Se l’intesa non ha ancora avuto gli effetti di uno “shut down” sulle realtà che non rientrano nei requisiti previsti è perché si è subito attivata, grazie all’attività di Co.Ra., una interlocuzione forte a livello regionale. Risultato, la scadenza entro la quale adeguarsi ai dettami della nuova intesa è stata prorogata una volta, poi due, poi tre. «Siamo al quarto anno di proroga, la scadenza stavolta è fissata a settembre 2026 – afferma Laura Sartori -. Ci sentiamo delusi, molto. Sembrava che tutto andasse bene e che si riuscisse ad arrivare alla modifica del testo.
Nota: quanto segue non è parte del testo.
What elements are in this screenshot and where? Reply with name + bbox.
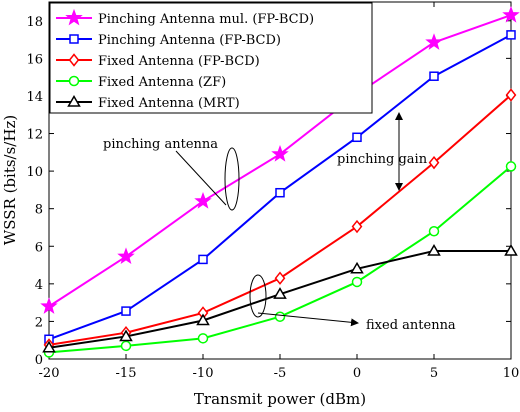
legend: Pinching Antenna mul. (FP-BCD) Pinching A… bbox=[49, 2, 373, 114]
legend-marker bbox=[67, 95, 81, 107]
x-tick-label: -10 bbox=[193, 366, 214, 381]
fixed-antenna-ellipse bbox=[249, 274, 267, 318]
y-tick-label: 10 bbox=[26, 165, 43, 180]
legend-marker bbox=[68, 75, 80, 87]
data-point bbox=[198, 254, 208, 265]
data-point bbox=[273, 287, 287, 299]
data-point bbox=[505, 88, 517, 102]
legend-marker bbox=[69, 34, 79, 44]
pinching-antenna-arrow bbox=[175, 150, 227, 206]
y-tick-label: 0 bbox=[35, 353, 43, 368]
y-tick-label: 2 bbox=[35, 315, 43, 330]
data-point bbox=[504, 243, 518, 256]
data-point bbox=[40, 297, 58, 314]
data-point bbox=[351, 219, 363, 234]
series-3 bbox=[43, 161, 517, 358]
legend-box bbox=[49, 2, 373, 114]
y-tick-label: 16 bbox=[26, 52, 43, 67]
x-tick-label: 0 bbox=[353, 366, 361, 381]
legend-entry: Fixed Antenna (FP-BCD) bbox=[56, 53, 260, 69]
y-tick-label: 6 bbox=[35, 240, 43, 255]
data-point bbox=[428, 155, 440, 170]
legend-entry: Pinching Antenna mul. (FP-BCD) bbox=[56, 8, 314, 27]
data-point bbox=[351, 276, 363, 288]
data-point bbox=[429, 71, 439, 81]
fixed-antenna-arrow bbox=[257, 312, 359, 327]
legend-entry: Pinching Antenna (FP-BCD) bbox=[56, 33, 281, 48]
data-point bbox=[117, 247, 135, 265]
x-axis-title: Transmit power (dBm) bbox=[194, 390, 366, 408]
data-point bbox=[427, 243, 441, 256]
data-point bbox=[121, 306, 131, 316]
legend-entry: Fixed Antenna (ZF) bbox=[56, 75, 226, 90]
legend-marker bbox=[65, 8, 83, 26]
data-point bbox=[271, 145, 289, 162]
axis-ticks: -20 -15 -10 -5 0 5 10 0 2 4 6 8 10 12 14 16 18 bbox=[26, 2, 519, 381]
y-tick-label: 14 bbox=[26, 90, 43, 105]
data-point bbox=[119, 329, 133, 342]
annotations: pinching antenna pinching gain fixed ant… bbox=[103, 112, 456, 333]
data-point bbox=[428, 225, 440, 237]
x-tick-label: -5 bbox=[274, 366, 287, 381]
annotation-pinching-gain: pinching gain bbox=[337, 152, 428, 167]
data-point bbox=[197, 333, 209, 344]
y-axis-title: WSSR (bits/s/Hz) bbox=[1, 115, 19, 245]
legend-entry: Fixed Antenna (MRT) bbox=[56, 95, 240, 111]
pinching-antenna-ellipse bbox=[224, 147, 240, 211]
legend-label: Fixed Antenna (MRT) bbox=[98, 96, 240, 111]
y-tick-label: 8 bbox=[35, 203, 43, 218]
data-point bbox=[505, 161, 517, 172]
data-point bbox=[120, 340, 132, 352]
data-point bbox=[194, 191, 212, 209]
x-tick-label: 5 bbox=[430, 366, 438, 381]
data-point bbox=[42, 340, 56, 353]
data-point bbox=[350, 261, 364, 274]
x-tick-label: 10 bbox=[503, 366, 520, 381]
y-tick-label: 12 bbox=[26, 128, 43, 143]
annotation-fixed-antenna: fixed antenna bbox=[366, 318, 456, 333]
legend-label: Pinching Antenna (FP-BCD) bbox=[98, 33, 281, 48]
x-tick-label: -20 bbox=[39, 366, 60, 381]
data-point bbox=[274, 271, 286, 285]
legend-label: Fixed Antenna (ZF) bbox=[98, 75, 226, 90]
data-point bbox=[274, 311, 286, 322]
y-tick-label: 4 bbox=[35, 278, 43, 293]
data-point bbox=[506, 30, 516, 40]
series-4 bbox=[42, 243, 518, 353]
y-tick-label: 18 bbox=[26, 15, 43, 30]
data-point bbox=[275, 187, 285, 198]
data-point bbox=[352, 132, 362, 143]
x-tick-label: -15 bbox=[116, 366, 137, 381]
series-layer bbox=[40, 5, 520, 358]
data-point bbox=[502, 5, 520, 23]
legend-marker bbox=[68, 53, 80, 67]
legend-label: Pinching Antenna mul. (FP-BCD) bbox=[98, 12, 314, 27]
data-point bbox=[196, 313, 210, 326]
annotation-pinching-antenna: pinching antenna bbox=[103, 137, 218, 152]
legend-label: Fixed Antenna (FP-BCD) bbox=[98, 54, 260, 69]
data-point bbox=[425, 33, 443, 50]
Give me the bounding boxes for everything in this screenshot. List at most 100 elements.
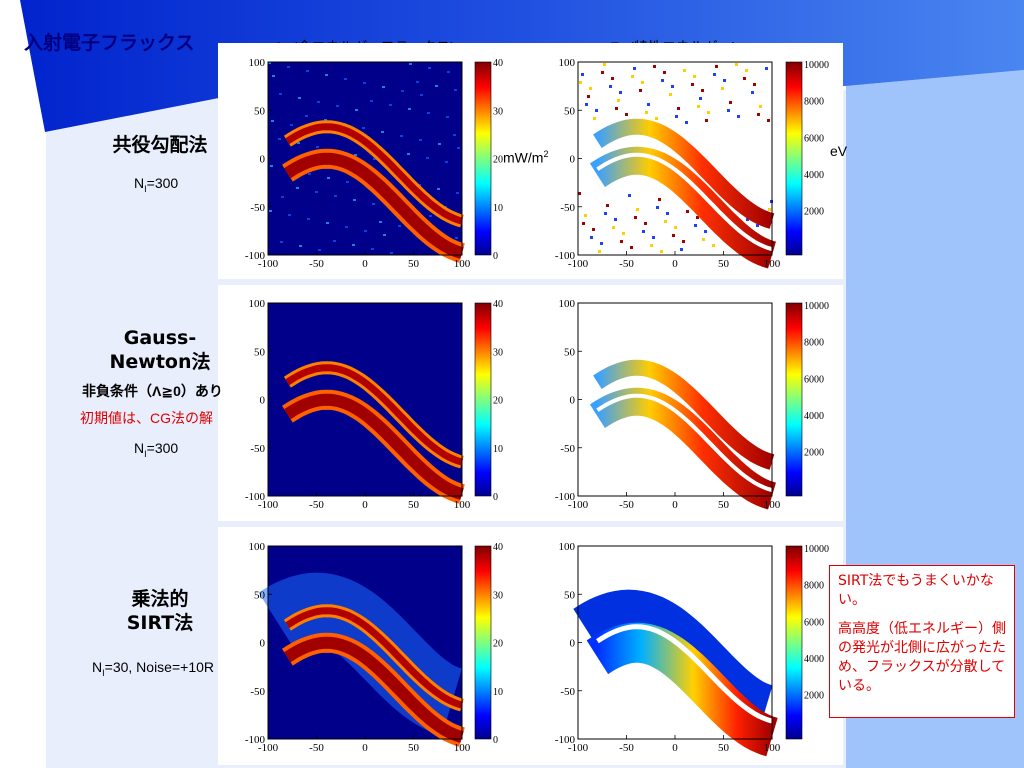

Ma niente, abbiamo ottenuto solo proroghe. È una situazione che rende difficile spingere sulla progettualità, ricevere finanziamenti, esistere».

«Oggi il femminismo contemporaneo prevede un approccio “intersezionale”, deve cioè essere aperto a tutte le differenze – conclude Laura Sartori -. Con questa intesa, rischiamo di azzoppare il sistema di accoglienza delle donne vittime di violenza e di fare passi indietro a livello culturale. Gli enti multi servizi sono una realtà dalla quale non si può tornare indietro. Altrimenti la violenza di genere rimane un tema “da donne”. ma la comunità deve cambiare tutta».